Pitso Mosimane assumiu novamente o comando da equipe Bafana Bafana, mas seu retorno ocorre em um momento extremamente inadequado para aqueles que esperam evitar intrigas políticas no futebol sul-africano.
Durante sua apresentação, ele estava acompanhado pelo presidente da SAFA, Danny Jordan, e seu vice, Linda Zwane. Isso aconteceu um mês após a aprovação do NEC, que vota nas eleições e define a direção do futebol sul-africano.
O novo técnico mal teve tempo de se instalar quando se viu à sombra de uma das eleições mais controversas da SAFA nos últimos anos. No sábado, Danny Jordan e Sandile Zungu competirão pela presidência da SAFA, e a campanha de Zungu tem transformado as eleições em uma luta por gestão, responsabilidade e direção do futebol sul-africano.
Mosimane não pode controlar esses processos, mas ele pode definir o foco da equipe Bafana, e esse foco deve ser exclusivamente no futebol.
Bafana Bafana
O retorno de Mosimane é complexo. Ele foi nomeado após a saída de Hugo Bruus, que liderou a equipe após a Copa do Mundo de 2026, onde o Bafana estreou nas quartas de final. O técnico do Bafana Bafana, Pitso Mosimane, anunciou a lista preliminar para a qualificação para a Copa Africana de 2027 contra Guiné e Eritreia, bem como para um jogo amistoso contra o Egito em 4 de outubro de 2026.
Ele herda uma equipe com expectativas mais altas do que as existentes na chegada de Bruus. No entanto, enquanto Mosimane se prepara para as qualificações para a Copa Africana de 2027, a organização está se preparando para eleições que podem mudar drasticamente a SAFA. Isso representa uma combinação perigosa.
A seleção nacional não deve se tornar um dano colateral na luta administrativa pelo poder. Mosimane já fez mudanças em sua equipe técnica, trazendo especialistas experientes Kabelo Rangoa e Musi Matlaba, e depois adicionando Moren Ramoreboli como assistente.
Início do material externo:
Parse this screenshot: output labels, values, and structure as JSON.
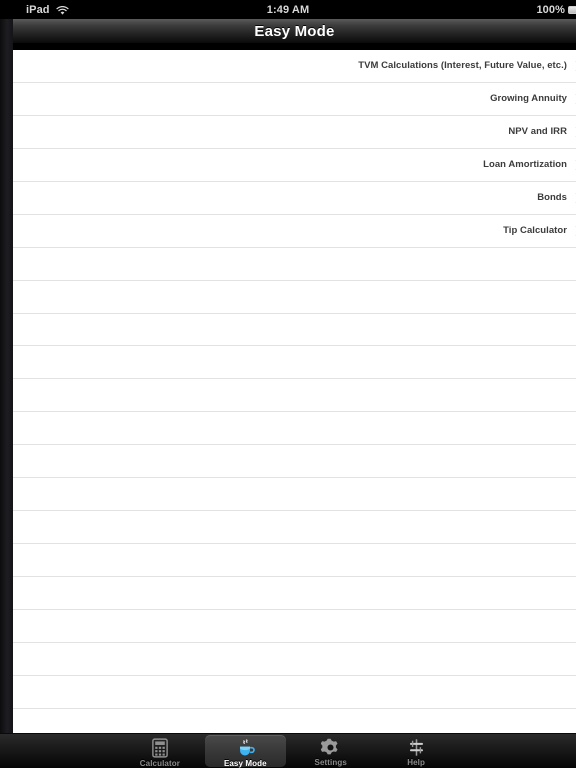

Atualmente, sua prioridade deve ser garantir o funcionamento desta equipe, e pouco sentido há em Mosimane se tornar mais uma figura no drama político que cerca a SAFA. O técnico tem problemas de futebol suficientes para resolver.
Manter o impulso da Copa do Mundo
Ele precisa identificar jogadores capazes de levar o Bafana adiante após a Copa do Mundo, formar sua filosofia de jogo e garantir que a seleção nacional não perca o ímpeto criado por sua campanha histórica. A última coisa que o Bafana precisa é que a atenção do técnico seja dividida entre o vestiário e a sala de reuniões.
No entanto, isso não significa que Mosimane deva ignorar o que está acontecendo ao redor. A administração da SAFA afeta diretamente seu trabalho. Questões de contratos, preparação, viagens, bem-estar dos jogadores, instalações e relações entre a seleção nacional e a associação são importantes.
No entanto, existe uma diferença entre entender a política e ser consumido por ela. Essa diferença será crucial, e a atual disputa eleitoral já está acirrada. O técnico deve assumir toda a responsabilidade se o Bafana não conseguir melhorar seus resultados ou recuar de sua forma atual.
Sandile Zungu acusou o acampamento de Jordan de usar «truques sujos» contra as regiões que apoiam sua campanha, o que aumentou a tensão antes da votação de sábado. Mosimane deve manter-se à margem. Não porque a política não seja importante, mas porque o Bafana é mais importante. O maior teste de seu retorno não será vencer uma disputa política na SAFA, mas sim a capacidade de construir uma seleção nacional capaz de vencer partidas de futebol. Sua primeira tarefa já está se aproximando, pois Guiné e Eritreia o aguardam nas qualificações para a COAF 2027, deixando pouco espaço para distrações.
Mosimane retornou ao Bafana com grandes expectativas, e ele deve garantir que, desta vez, o barulho em torno da seleção nacional permaneça fora dos vestiários.